Sie hatten nicht mitbekommen, daß Parker bereits die Tür geöffnet hatte. Der Butler trug eine Nasenklemme und atmete durch eine völlig normal aussehende Zigarre, die in Wirklichkeit jedoch eine Atem-Patrone war. Ohne Schaden zu nehmen, ging Parker auf die beiden Besucher zu und blieb in Schirmstocklänge hinter ihnen stehen. Noch machte er sich nicht bemerkbar.
Er blickte zurück zur Tür und war erleichtert, daß Mylady sich an seinen Rat gehalten hatte. Er hatte ihr höflich vorgeschlagen, mit dem Nähertreten ein wenig zu warten.
Der Reizstoff verflüchtigte sich bald, zumal durch das Öffnen der Tür ein kräftiger Durchzug entstanden war. Die beiden Männer husteten bereits weniger und drückten sich endlich von den Fensterbänken ab. Als sie sich umwandten, blickten sie den Butler völlig entgeistert an.
Dann reagierten sie auf unverwechselbare Art. Sie ließen klar erkennen, daß sie nach Waffen greifen wollten, die sich in Schulterhalftern befanden. Bevor sie sie jedoch erreichen konnten, sorgte Parker für klare Verhältnisse.

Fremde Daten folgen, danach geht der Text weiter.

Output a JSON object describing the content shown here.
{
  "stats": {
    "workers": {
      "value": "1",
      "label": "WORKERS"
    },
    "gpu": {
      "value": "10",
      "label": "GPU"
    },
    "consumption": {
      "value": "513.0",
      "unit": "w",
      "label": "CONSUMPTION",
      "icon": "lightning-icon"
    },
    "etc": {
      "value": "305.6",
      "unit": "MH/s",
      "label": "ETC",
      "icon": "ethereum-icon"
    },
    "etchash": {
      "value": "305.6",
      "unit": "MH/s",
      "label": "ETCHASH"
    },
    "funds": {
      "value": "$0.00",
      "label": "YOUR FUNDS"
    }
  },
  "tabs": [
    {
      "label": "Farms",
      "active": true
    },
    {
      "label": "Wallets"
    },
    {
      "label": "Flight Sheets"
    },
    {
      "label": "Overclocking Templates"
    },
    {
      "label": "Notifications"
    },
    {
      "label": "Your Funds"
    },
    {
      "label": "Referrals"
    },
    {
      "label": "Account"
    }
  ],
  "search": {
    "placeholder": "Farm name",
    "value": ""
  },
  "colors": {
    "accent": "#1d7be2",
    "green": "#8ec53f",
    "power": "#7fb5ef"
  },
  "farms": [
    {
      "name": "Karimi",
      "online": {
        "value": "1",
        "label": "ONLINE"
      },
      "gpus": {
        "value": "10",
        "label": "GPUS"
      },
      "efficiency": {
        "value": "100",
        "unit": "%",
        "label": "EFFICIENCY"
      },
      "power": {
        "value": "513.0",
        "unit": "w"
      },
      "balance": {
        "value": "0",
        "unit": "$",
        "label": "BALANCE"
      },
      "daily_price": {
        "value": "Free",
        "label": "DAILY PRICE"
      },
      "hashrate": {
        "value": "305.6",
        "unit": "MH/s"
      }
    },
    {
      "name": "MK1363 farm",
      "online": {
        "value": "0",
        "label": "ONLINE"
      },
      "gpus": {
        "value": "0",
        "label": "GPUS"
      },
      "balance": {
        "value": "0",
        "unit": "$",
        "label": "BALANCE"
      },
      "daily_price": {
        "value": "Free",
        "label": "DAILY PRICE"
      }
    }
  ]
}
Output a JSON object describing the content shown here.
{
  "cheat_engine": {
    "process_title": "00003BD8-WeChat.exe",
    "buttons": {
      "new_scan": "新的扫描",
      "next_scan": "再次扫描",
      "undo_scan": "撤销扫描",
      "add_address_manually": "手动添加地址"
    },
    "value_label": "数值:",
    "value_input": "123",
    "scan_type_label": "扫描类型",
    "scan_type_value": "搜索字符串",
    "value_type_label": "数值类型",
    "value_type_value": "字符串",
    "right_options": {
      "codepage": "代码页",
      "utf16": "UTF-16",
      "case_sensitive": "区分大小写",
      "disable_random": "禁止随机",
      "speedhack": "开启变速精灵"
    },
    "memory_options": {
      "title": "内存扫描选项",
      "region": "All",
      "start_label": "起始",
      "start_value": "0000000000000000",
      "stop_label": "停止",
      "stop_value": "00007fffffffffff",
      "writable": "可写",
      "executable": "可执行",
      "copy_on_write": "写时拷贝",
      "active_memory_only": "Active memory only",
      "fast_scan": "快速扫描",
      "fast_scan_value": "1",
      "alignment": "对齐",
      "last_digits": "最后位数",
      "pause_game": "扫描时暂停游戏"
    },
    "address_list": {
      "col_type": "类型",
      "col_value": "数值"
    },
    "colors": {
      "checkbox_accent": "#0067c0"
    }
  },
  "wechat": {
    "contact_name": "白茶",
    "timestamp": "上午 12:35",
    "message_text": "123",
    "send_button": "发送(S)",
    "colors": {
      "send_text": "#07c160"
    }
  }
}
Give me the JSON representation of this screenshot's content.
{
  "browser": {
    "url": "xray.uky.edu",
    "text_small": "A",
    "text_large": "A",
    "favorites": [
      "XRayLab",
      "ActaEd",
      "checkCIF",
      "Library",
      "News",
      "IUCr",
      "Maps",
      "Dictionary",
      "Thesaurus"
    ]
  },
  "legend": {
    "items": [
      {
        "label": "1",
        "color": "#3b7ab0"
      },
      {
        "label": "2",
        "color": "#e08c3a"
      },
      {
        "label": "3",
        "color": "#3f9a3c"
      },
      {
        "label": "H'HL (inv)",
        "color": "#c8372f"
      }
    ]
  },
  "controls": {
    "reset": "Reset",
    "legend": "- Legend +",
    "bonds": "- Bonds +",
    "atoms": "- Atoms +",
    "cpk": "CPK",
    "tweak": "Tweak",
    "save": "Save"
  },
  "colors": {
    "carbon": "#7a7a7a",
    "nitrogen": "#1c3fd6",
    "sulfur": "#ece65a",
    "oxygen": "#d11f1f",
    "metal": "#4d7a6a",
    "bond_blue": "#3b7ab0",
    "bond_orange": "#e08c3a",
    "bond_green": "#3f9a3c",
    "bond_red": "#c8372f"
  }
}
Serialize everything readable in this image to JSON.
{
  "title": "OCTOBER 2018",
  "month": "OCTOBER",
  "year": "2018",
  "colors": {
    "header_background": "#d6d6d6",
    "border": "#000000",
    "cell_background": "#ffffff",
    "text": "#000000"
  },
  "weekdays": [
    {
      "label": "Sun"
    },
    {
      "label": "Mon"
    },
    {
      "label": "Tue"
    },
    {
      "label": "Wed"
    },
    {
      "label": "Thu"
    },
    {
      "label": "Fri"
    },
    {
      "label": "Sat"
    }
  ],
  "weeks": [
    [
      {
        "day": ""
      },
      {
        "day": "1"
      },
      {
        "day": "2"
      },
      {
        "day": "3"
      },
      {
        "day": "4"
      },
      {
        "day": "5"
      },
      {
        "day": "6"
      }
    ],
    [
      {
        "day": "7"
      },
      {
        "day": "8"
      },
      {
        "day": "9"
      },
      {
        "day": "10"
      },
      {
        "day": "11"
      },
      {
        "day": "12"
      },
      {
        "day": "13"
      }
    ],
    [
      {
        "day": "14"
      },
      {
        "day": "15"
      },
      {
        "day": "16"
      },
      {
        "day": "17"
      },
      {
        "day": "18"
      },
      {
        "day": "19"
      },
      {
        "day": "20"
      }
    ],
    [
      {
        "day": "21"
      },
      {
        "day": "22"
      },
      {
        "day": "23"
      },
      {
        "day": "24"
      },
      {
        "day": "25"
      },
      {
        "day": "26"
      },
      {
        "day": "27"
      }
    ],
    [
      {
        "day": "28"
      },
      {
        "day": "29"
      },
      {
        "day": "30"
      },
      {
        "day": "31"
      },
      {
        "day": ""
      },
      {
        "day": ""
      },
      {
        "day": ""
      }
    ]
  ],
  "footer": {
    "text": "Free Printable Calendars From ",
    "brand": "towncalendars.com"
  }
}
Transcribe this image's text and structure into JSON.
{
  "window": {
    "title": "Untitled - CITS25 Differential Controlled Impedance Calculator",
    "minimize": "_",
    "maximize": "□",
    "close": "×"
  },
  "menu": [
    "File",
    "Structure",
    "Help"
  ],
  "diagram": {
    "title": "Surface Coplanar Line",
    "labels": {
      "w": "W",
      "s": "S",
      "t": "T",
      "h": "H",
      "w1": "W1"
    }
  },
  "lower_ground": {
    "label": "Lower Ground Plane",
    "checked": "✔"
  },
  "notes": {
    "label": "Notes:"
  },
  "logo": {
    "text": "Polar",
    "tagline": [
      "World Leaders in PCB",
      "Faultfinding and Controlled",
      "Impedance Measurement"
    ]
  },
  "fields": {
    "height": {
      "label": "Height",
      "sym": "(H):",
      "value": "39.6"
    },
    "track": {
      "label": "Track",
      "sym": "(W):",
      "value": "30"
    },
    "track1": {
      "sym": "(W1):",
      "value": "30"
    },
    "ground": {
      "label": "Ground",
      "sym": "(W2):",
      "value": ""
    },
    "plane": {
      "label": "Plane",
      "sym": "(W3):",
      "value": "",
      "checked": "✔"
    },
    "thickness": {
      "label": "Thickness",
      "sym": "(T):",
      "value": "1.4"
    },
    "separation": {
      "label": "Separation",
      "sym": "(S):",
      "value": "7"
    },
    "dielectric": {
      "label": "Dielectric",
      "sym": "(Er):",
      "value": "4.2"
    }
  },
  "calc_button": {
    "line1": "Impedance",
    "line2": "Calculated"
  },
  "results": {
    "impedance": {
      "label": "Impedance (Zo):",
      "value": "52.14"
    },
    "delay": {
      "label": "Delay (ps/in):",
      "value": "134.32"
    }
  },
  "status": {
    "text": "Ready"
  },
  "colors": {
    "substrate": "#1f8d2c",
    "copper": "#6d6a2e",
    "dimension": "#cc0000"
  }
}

Er funktionierte seinen altväterlich gebundenen Regenschirm in einen Kendo-Stock um und setzte die beiden Männer mit blitzartigen Stößen außer Gefecht. Sie verbeugten sich ungemein tief vor ihm und lagerten sich auf dem Fußboden. Für den Butler gab es keine Schwierigkeiten, ihnen daraufhin die Waffen abzunehmen.
Die beiden Männer schnappten nach Luft, massierten sich die getroffenen Stellen und blickten den Butler in einer Mischung aus Irritation und Wut an. Wahrscheinlich hatten sie solch eine Behandlung noch nie erlebt.
»Falls meine Wenigkeit ein wenig voreilig reagiert haben sollte, bittet man um Entschuldigung«, sagte Josuah Parker. »Sie warten auf Mister Lem Stiller, wenn man fragen darf?«
»Verdammt, wer sind Sie?« wollte einer der beiden Männer wissen und hüstelte.